A motorcyclist who was driving rather precariously got me talking about my Uncle Bill who was a great favourite of Chris and me during the years he was engaged to Auntie Vic.  Bill Burdett was an immensely kind and generous man who lost his legs in a motor cycle accident, when, the story goes, rather than hit a pedestrian he swerved and went under a lorry.  Bill had been a keen cricketer, but could never play again.  In our teens, he obtained membership of Surrey County Cricket Club for my brother and me.  With or without him, we spent many happy hours at The Oval.  It was Bill who, when I was fifteen, taught me to solve The Times crossword, and to whom I dedicated my half of ‘Chambers Cryptic Crosswords and how to solve them’, which I co-wrote with Michael Kindred.  By this time he and Vic were married and had their four children, our cousins Barry, Susan, Neil, and Fenella.  It was their garden in Victory Avenue in Morden which, in the 1950s, was the first one not my own with which I helped out.  When we were very small Bill entertained us with ‘Silver’ or ‘Copper’ Fairies’.  This was a marvellous game in which invisible fairies hid silver or copper coins in various parts of the room and we excitedly searched them out.  We never saw any fairies but we found lots of silver sixpences. These were the equivalent of two and a half pence in modern money, but you could do a lot more with them.  The coppers were pennies and halfpennies which have no equivalent today.  They were just as welcome.

Clouds were louring over Morden Park, where I took a brief stroll before a brisk walk to Church Lane surgery to meet Jackie before returning to The Firs.  My lady has been signed off work for another week because of a chest infection.

The path alongside the railway has now been barred off.  The barrier which has, for the eighteen months we have been in Morden, been left open, thus allowing the parking of cars, is now chained up and padlocked.  The flytipping warning which it has carried for a month or two has been ineffective.  The consequence is that currently no-one has vehicular access.Barrier, Links Avenue 10.12  There was nothing beyond this obstacle but a tipped heap.  The small white van parked alongside the gate ensured that a cyclist was forced to dismount in order to manoeuvre her steed through the gap.

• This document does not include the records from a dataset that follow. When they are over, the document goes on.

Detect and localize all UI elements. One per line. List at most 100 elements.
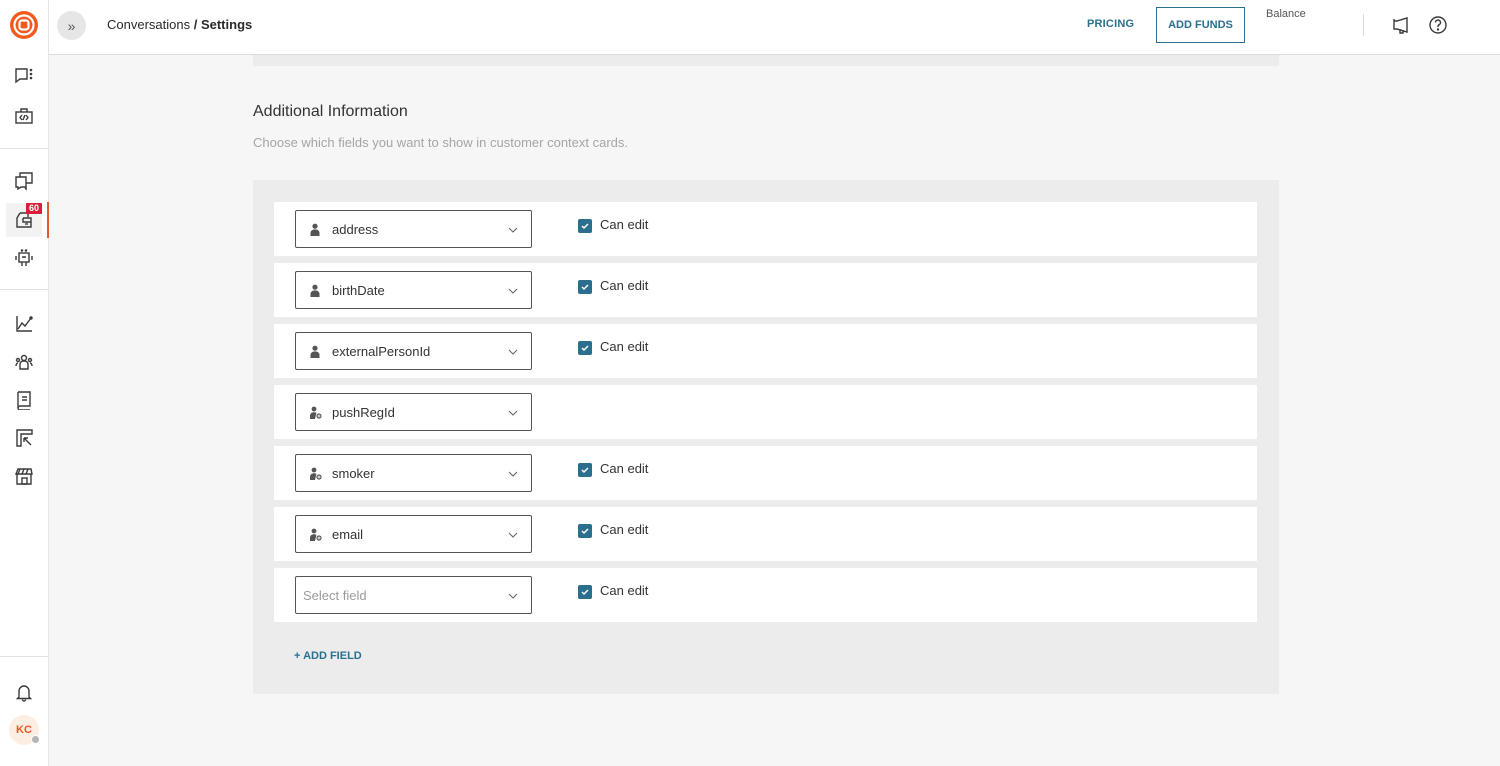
export-icon [16,429,33,447]
can-edit-checkbox[interactable]: Can edit [578,278,649,294]
help-button[interactable] [1427,14,1449,36]
sidebar-item-developer[interactable] [6,99,42,133]
chevron-double-right-icon: » [67,17,76,34]
chart-icon [16,316,33,332]
section-description: Choose which fields you want to show in … [253,135,629,150]
person-gear-icon [308,466,322,480]
field-select-value: email [332,526,364,542]
field-row: birthDate Can edit [274,263,1257,317]
can-edit-label: Can edit [600,461,649,476]
section-title: Additional Information [253,103,408,120]
add-field-button[interactable]: + ADD FIELD [294,650,362,662]
field-select[interactable]: pushRegId [295,393,532,431]
previous-section-panel [253,55,1279,66]
field-select-value: address [332,221,379,237]
fields-panel: address Can edit birthDate Can edit external… [253,180,1279,694]
chevron-down-icon [507,223,519,235]
can-edit-label: Can edit [600,278,649,293]
checkbox-checked-icon[interactable] [578,463,592,477]
field-row: externalPersonId Can edit [274,324,1257,378]
checkbox-checked-icon[interactable] [578,219,592,233]
active-indicator [47,202,49,238]
top-bar: » Conversations / Settings PRICING ADD F… [49,0,1500,55]
announcements-button[interactable] [1391,14,1413,36]
field-select[interactable]: Select field [295,576,532,614]
balance-label: Balance [1266,8,1306,20]
people-icon [15,354,33,370]
can-edit-checkbox[interactable]: Can edit [578,339,649,355]
checkbox-checked-icon[interactable] [578,585,592,599]
megaphone-icon [1393,17,1408,34]
field-row: smoker Can edit [274,446,1257,500]
notifications-button[interactable] [6,675,42,709]
field-select-value: externalPersonId [332,343,431,359]
chat-icon [15,68,33,84]
chevron-down-icon [507,284,519,296]
field-select[interactable]: smoker [295,454,532,492]
sidebar-item-knowledge[interactable] [6,383,42,417]
person-gear-icon [308,527,322,541]
can-edit-label: Can edit [600,339,649,354]
checkbox-checked-icon[interactable] [578,341,592,355]
can-edit-label: Can edit [600,583,649,598]
code-briefcase-icon [15,108,33,124]
messages-icon [15,172,33,191]
checkbox-checked-icon[interactable] [578,524,592,538]
chevron-down-icon [507,589,519,601]
help-icon [1429,16,1447,34]
breadcrumb: Conversations / Settings [107,17,252,32]
breadcrumb-parent[interactable]: Conversations [107,17,190,32]
person-gear-icon [308,405,322,419]
can-edit-label: Can edit [600,522,649,537]
field-select-placeholder: Select field [303,587,367,603]
add-funds-button[interactable]: ADD FUNDS [1156,7,1245,43]
field-row: address Can edit [274,202,1257,256]
can-edit-checkbox[interactable]: Can edit [578,522,649,538]
field-select[interactable]: address [295,210,532,248]
expand-sidebar-button[interactable]: » [57,11,86,40]
sidebar-item-store[interactable] [6,459,42,493]
person-icon [308,283,322,297]
sidebar-item-conversations[interactable] [6,59,42,93]
chevron-down-icon [507,467,519,479]
field-select-value: birthDate [332,282,385,298]
can-edit-checkbox[interactable]: Can edit [578,461,649,477]
sidebar-item-analytics[interactable] [6,307,42,341]
sidebar-divider [0,656,49,657]
book-icon [17,391,31,410]
chevron-down-icon [507,345,519,357]
person-icon [308,344,322,358]
sidebar: 60 KC [0,0,49,766]
chevron-down-icon [507,406,519,418]
chevron-down-icon [507,528,519,540]
sidebar-divider [0,148,49,149]
field-row: pushRegId [274,385,1257,439]
field-select[interactable]: birthDate [295,271,532,309]
person-icon [308,222,322,236]
sidebar-divider [0,289,49,290]
logo-icon[interactable] [9,10,39,40]
robot-icon [15,249,33,266]
field-select-value: smoker [332,465,375,481]
checkbox-checked-icon[interactable] [578,280,592,294]
store-icon [14,468,33,485]
field-row: email Can edit [274,507,1257,561]
can-edit-checkbox[interactable]: Can edit [578,583,649,599]
field-select-value: pushRegId [332,404,395,420]
field-select[interactable]: externalPersonId [295,332,532,370]
breadcrumb-separator: / [190,17,201,32]
pricing-link[interactable]: PRICING [1087,18,1134,30]
field-select[interactable]: email [295,515,532,553]
sidebar-item-inbox-templates[interactable] [6,164,42,198]
sidebar-item-people[interactable] [6,345,42,379]
can-edit-label: Can edit [600,217,649,232]
bell-icon [15,685,33,702]
top-divider [1363,14,1364,36]
can-edit-checkbox[interactable]: Can edit [578,217,649,233]
field-row: Select field Can edit [274,568,1257,622]
status-indicator [31,735,40,744]
sidebar-item-exports[interactable] [6,421,42,455]
inbox-badge: 60 [26,203,43,214]
sidebar-item-bots[interactable] [6,241,42,275]
breadcrumb-current: Settings [200,17,253,32]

In the park two dog-walkers with ten charges between them were earning their money.  I spoke to the man, most of whose dogs were harmlessly off the lead.  He questioned my motives for wishing to photograph the group because, he said; ‘we get a lot of stick’.  I don’t think he was speaking of throwing sticks for the animals to fetch.  When I explained my purpose he said I could photograph the dogs, but not him.  I said that would miss the point, and put my camera away.  By this time the woman, tangled up with five leads, had moved on, so I added that the moment had gone.  This was all friendly enough, and he finished by saying: ‘another time, maybe’.  Further on, another man was training a sheepdog.  Why, in Morden, I wondered.

After a two hour congested drive we arrived at Eastern Nights where we had the usual excellent meal, Bangla, and Kingfisher.  Elizabeth was heating up yesterday’s boeuf bourgignon for herself when we returned to her home.